Ellie's breath caught slightly when she realized I was awake. "He's still asleep," she said quietly.
"Where's Phil and Clint?"
"They left after Sean and I got home. Sean kind of kicked them out. He was... really upset when he saw you passed out." She held her breath, waiting for me to speak.
I laughed. "Yeah, well, Sean's a baby." I climbed out of the chair and rubbed my eyes as I walked to the bathroom. There were a few moments of pause after I'd gone in before I heard Ellie's voice right by the door.
"I think you should talk to him," she said through the thin wooden door. "He's feeling really angry and afraid right now. He needs you to set an example."
I was still only half-awake, and trying to register all this was not helping my headache at all. For a second there I could have sworn I was hearing my mother's voice. Well, I mean, pre-alcoholism Mom, anyway. "Um, thanks, Princess, but I'm not really looking for free family counseling at the moment," I barked back at her over the sploshing sound in the toilet. I finished pissing and zipped my pants, neglecting to flush. I wandered over to the medicine cabinet and began rummaging for some Tylenol. To my astonishment, Ellie continued babbling.
"Look, I know I shouldn't interfere, but I worry about Sean. I mean, you must remember what it's like to come home and find your parents drunk. Sean needs..." She stopped rambling when I abruptly swung open the door and stared at her.
"Like, who the fuck are you supposed to be?" I asked in geniune confusion. I leaned against the frame of the door and watched her with honest bewilderment. "I mean, really. I come home and you're like, everywhere. You eat my cereal, you play my CDs, you leave your underwear in my couch, you clean my living room, you even go fucking grocery shopping. And now you're fucking lecturing me on how to communicate with my little brother. I don't know if anyone has pointed this out to you yet, but YOU DO NOT LIVE HERE. I mean, I'm sorry, but Sean and I kind of have a system here, and it's been working just fine since long before you ever came around. So, please, butt the hell out. I draw the line at you telling me how to run my fucking house." God. Ouch. I realized with something of a pang that I sounded way too much like my old man.
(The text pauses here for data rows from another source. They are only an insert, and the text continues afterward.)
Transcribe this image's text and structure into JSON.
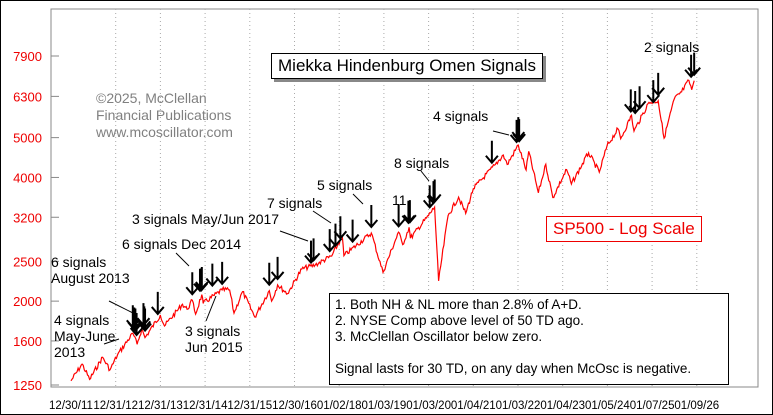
{
  "chart_data": {
    "type": "line",
    "title": "Miekka Hindenburg Omen Signals",
    "series_label": "SP500 - Log Scale",
    "yscale": "log",
    "ylim": [
      1250,
      8500
    ],
    "yticks": [
      1250,
      1600,
      2000,
      2500,
      3200,
      4000,
      5000,
      6300,
      7900
    ],
    "xticks": [
      "12/30/11",
      "12/31/12",
      "12/31/13",
      "12/31/14",
      "12/31/15",
      "12/30/16",
      "01/02/18",
      "01/03/19",
      "01/03/20",
      "01/04/21",
      "01/03/22",
      "01/04/23",
      "01/05/24",
      "01/07/25",
      "01/09/26"
    ],
    "xlim": [
      "2011-12-30",
      "2026-03-01"
    ],
    "grid": "vertical dotted",
    "line_color": "#ff0000",
    "sp500": [
      [
        "2012-01-01",
        1280
      ],
      [
        "2012-04-01",
        1405
      ],
      [
        "2012-06-01",
        1290
      ],
      [
        "2012-09-15",
        1460
      ],
      [
        "2012-11-15",
        1360
      ],
      [
        "2013-01-15",
        1480
      ],
      [
        "2013-05-20",
        1670
      ],
      [
        "2013-06-24",
        1570
      ],
      [
        "2013-08-01",
        1710
      ],
      [
        "2013-08-28",
        1630
      ],
      [
        "2013-12-31",
        1850
      ],
      [
        "2014-02-03",
        1740
      ],
      [
        "2014-06-30",
        1965
      ],
      [
        "2014-08-07",
        1910
      ],
      [
        "2014-09-18",
        2010
      ],
      [
        "2014-10-15",
        1860
      ],
      [
        "2014-12-05",
        2075
      ],
      [
        "2014-12-16",
        1975
      ],
      [
        "2015-05-20",
        2130
      ],
      [
        "2015-07-20",
        2130
      ],
      [
        "2015-08-25",
        1870
      ],
      [
        "2015-11-03",
        2110
      ],
      [
        "2016-02-11",
        1830
      ],
      [
        "2016-06-08",
        2120
      ],
      [
        "2016-06-27",
        2000
      ],
      [
        "2016-08-15",
        2190
      ],
      [
        "2016-11-04",
        2085
      ],
      [
        "2017-03-01",
        2395
      ],
      [
        "2017-06-19",
        2450
      ],
      [
        "2017-10-31",
        2575
      ],
      [
        "2018-01-26",
        2870
      ],
      [
        "2018-02-08",
        2580
      ],
      [
        "2018-09-20",
        2930
      ],
      [
        "2018-12-24",
        2350
      ],
      [
        "2019-04-30",
        2945
      ],
      [
        "2019-06-03",
        2745
      ],
      [
        "2019-07-26",
        3025
      ],
      [
        "2019-08-05",
        2845
      ],
      [
        "2019-12-31",
        3230
      ],
      [
        "2020-02-19",
        3385
      ],
      [
        "2020-03-23",
        2240
      ],
      [
        "2020-06-08",
        3230
      ],
      [
        "2020-09-02",
        3580
      ],
      [
        "2020-10-30",
        3270
      ],
      [
        "2020-12-31",
        3755
      ],
      [
        "2021-06-30",
        4300
      ],
      [
        "2021-09-02",
        4535
      ],
      [
        "2021-10-04",
        4300
      ],
      [
        "2022-01-03",
        4795
      ],
      [
        "2022-03-08",
        4170
      ],
      [
        "2022-03-29",
        4630
      ],
      [
        "2022-06-16",
        3670
      ],
      [
        "2022-08-16",
        4305
      ],
      [
        "2022-10-12",
        3575
      ],
      [
        "2023-02-02",
        4180
      ],
      [
        "2023-03-13",
        3855
      ],
      [
        "2023-07-31",
        4590
      ],
      [
        "2023-10-27",
        4120
      ],
      [
        "2023-12-29",
        4770
      ],
      [
        "2024-03-28",
        5250
      ],
      [
        "2024-04-19",
        4970
      ],
      [
        "2024-07-16",
        5665
      ],
      [
        "2024-08-05",
        5185
      ],
      [
        "2024-12-06",
        6090
      ],
      [
        "2025-02-19",
        6145
      ],
      [
        "2025-04-08",
        4985
      ],
      [
        "2025-06-30",
        6205
      ],
      [
        "2025-08-29",
        6460
      ],
      [
        "2025-10-28",
        6890
      ],
      [
        "2025-11-20",
        6540
      ],
      [
        "2025-12-10",
        6880
      ]
    ],
    "signals": [
      [
        "2013-05-20",
        1670
      ],
      [
        "2013-06-01",
        1650
      ],
      [
        "2013-06-10",
        1640
      ],
      [
        "2013-06-20",
        1600
      ],
      [
        "2013-08-15",
        1690
      ],
      [
        "2013-08-22",
        1660
      ],
      [
        "2013-08-28",
        1640
      ],
      [
        "2013-12-10",
        1800
      ],
      [
        "2014-09-18",
        2010
      ],
      [
        "2014-11-20",
        2050
      ],
      [
        "2014-12-01",
        2055
      ],
      [
        "2014-12-05",
        2070
      ],
      [
        "2015-03-01",
        2110
      ],
      [
        "2015-05-20",
        2130
      ],
      [
        "2016-06-08",
        2120
      ],
      [
        "2016-08-15",
        2190
      ],
      [
        "2017-05-15",
        2400
      ],
      [
        "2017-06-05",
        2430
      ],
      [
        "2017-10-15",
        2560
      ],
      [
        "2017-12-01",
        2640
      ],
      [
        "2018-01-10",
        2750
      ],
      [
        "2018-04-20",
        2700
      ],
      [
        "2018-09-20",
        2930
      ],
      [
        "2019-05-01",
        2940
      ],
      [
        "2019-07-20",
        3000
      ],
      [
        "2019-08-01",
        3010
      ],
      [
        "2020-01-10",
        3270
      ],
      [
        "2020-02-10",
        3350
      ],
      [
        "2020-02-20",
        3380
      ],
      [
        "2021-06-01",
        4200
      ],
      [
        "2021-12-20",
        4720
      ],
      [
        "2022-01-03",
        4795
      ],
      [
        "2022-01-10",
        4740
      ],
      [
        "2024-07-10",
        5600
      ],
      [
        "2024-08-15",
        5550
      ],
      [
        "2024-09-20",
        5700
      ],
      [
        "2025-01-10",
        5900
      ],
      [
        "2025-02-19",
        6145
      ],
      [
        "2025-11-15",
        6800
      ],
      [
        "2025-12-10",
        6880
      ]
    ]
  },
  "annotations": {
    "a1": [
      "4 signals",
      "May-June",
      "2013"
    ],
    "a2": [
      "6 signals",
      "August 2013"
    ],
    "a3": "6 signals Dec 2014",
    "a4": [
      "3 signals",
      "Jun 2015"
    ],
    "a5": "3 signals May/Jun 2017",
    "a6": "7 signals",
    "a7": "5 signals",
    "a8": "11",
    "a9": "8 signals",
    "a10": "4 signals",
    "a11": "2 signals"
  },
  "watermark": [
    "©2025, McClellan",
    "Financial Publications",
    "www.mcoscillator.com"
  ],
  "rules": [
    "1. Both NH & NL more than 2.8% of A+D.",
    "2. NYSE Comp above level of 50 TD ago.",
    "3. McClellan Oscillator below zero.",
    "Signal lasts for 30 TD, on any day when McOsc is negative."
  ]
}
She bit her lip and looked down, staring at the chipped black fingernail polish of her clasped hands. "I'm sorry, it's just..."
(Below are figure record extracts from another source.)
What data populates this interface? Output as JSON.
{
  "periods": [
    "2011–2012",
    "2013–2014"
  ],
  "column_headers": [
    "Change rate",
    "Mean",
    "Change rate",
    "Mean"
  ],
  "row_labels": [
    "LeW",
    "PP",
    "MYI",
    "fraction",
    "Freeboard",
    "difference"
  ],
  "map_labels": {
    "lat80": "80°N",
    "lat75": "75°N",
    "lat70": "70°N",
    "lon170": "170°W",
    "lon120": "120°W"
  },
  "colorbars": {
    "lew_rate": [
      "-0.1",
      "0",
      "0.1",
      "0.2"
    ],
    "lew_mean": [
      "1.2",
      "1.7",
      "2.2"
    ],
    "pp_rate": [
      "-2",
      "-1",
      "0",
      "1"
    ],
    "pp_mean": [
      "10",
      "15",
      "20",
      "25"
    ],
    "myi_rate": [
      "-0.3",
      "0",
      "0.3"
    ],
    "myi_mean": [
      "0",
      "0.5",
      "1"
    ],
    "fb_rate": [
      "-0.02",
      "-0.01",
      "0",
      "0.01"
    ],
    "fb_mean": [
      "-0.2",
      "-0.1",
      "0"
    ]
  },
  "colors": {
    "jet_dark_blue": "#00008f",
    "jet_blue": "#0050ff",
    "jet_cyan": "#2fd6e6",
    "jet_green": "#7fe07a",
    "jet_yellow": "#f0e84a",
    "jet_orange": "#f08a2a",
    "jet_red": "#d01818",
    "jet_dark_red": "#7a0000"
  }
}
"No. Shhh. Just shhh." I held my throbbing head in my hands. "Big-ass headache here, kiddo." I sighed and walked past her. I searched the floor until I'd found my jacket, then grabbed my keys off the table and headed for the door.
"Where are you going?" she asked, as if I'd just walked away from an important conversation. As if I'd actually been even remotely paying attention to a word she said.
"For a walk. It reeks of teen angst in here and I just can't dig that." I strode out the door, shut it a little harder than I intended, and shoved my hands in my pockets as I left the house.